7. The power supply circuit of claim 6, wherein the switching circuit further comprises:

and a first end of the third resistive element is connected with a first end of the third switching element, and a second end of the third resistive element is connected with a control end of the third switching element.

8. A control method of a power supply circuit for the power supply circuit according to any one of claims 1 to 7, characterized by comprising:

acquiring a set on-off state of the switch circuit;

determining the current on-off state of the switch circuit according to the level signal;

and controlling the switch circuit according to the current on-off state and the set on-off state.

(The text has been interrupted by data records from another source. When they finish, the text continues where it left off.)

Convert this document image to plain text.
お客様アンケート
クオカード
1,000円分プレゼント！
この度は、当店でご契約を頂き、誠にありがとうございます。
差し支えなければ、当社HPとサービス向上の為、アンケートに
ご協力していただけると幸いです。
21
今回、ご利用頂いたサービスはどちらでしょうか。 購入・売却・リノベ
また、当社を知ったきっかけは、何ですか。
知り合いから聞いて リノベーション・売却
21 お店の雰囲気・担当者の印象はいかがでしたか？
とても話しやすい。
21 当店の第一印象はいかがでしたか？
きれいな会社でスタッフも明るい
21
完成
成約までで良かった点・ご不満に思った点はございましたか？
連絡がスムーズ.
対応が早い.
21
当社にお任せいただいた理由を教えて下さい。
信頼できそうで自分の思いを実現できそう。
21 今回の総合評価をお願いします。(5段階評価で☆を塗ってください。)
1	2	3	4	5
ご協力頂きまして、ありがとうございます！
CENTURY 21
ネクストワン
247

9. The method for controlling the power supply circuit according to claim 8, wherein the step of controlling the switch circuit according to the current on-off state and the set on-off state specifically includes:

determining the running state of the switch circuit according to the current on-off state and the set on-off state;

controlling the switching circuit according to the operating state;

wherein the operating state comprises: a normal state, an abnormal on state, and an abnormal off state.

10. The method for controlling a power supply circuit according to claim 9, wherein the power supply circuit comprises: the step of determining the operating state of the switching circuit specifically includes:

determining that the switch circuit is in an abnormal opening state based on that the current on-off state is different from the set on-off state and the second switch piece is in a closed state;

and determining that the switch circuit is in an abnormal closing state based on that the current on-off state is different from the set on-off state and the third switch element is in an off state.

11. The method for controlling a power supply circuit according to claim 10, wherein the switch circuit further includes a third switch element, a first end of the third switch element is connected to a second end of the second switch element, a second end of the third switch element is grounded, a control end of the third switch element is connected to the controller, and the step of controlling the switch circuit according to the current on-off state and the set on-off state specifically includes:

controlling the second switching element and the third switching element to be turned off based on the switching circuit being in an abnormally-on state;

controlling the second and third switching pieces to be closed based on the switching circuit being in an abnormally closed state.

12. The method according to any one of claims 8 to 11, wherein the step of determining the current on-off state of the switch circuit according to the level signal specifically includes:

determining that the switching circuit is in an open state based on the level signal being a high level signal;

and determining that the switch circuit is in a combined state based on the fact that the level signal is a low level signal.

13. A cooking apparatus, characterized by comprising:

a load;

a supply circuit as claimed in any one of claims 1 to 7, connected to the load.

14. A cooking apparatus, characterized by comprising:

a memory having a program or instructions stored therein;

a processor executing a program or instructions stored in the memory to carry out the steps of the method of controlling a power supply circuit according to any one of claims 8 to 12.

15. A readable storage medium, characterized in that it stores thereon a program or instructions which, when executed by a processor, implement the steps of the control method of a power supply circuit according to any one of the preceding claims 8 to 12.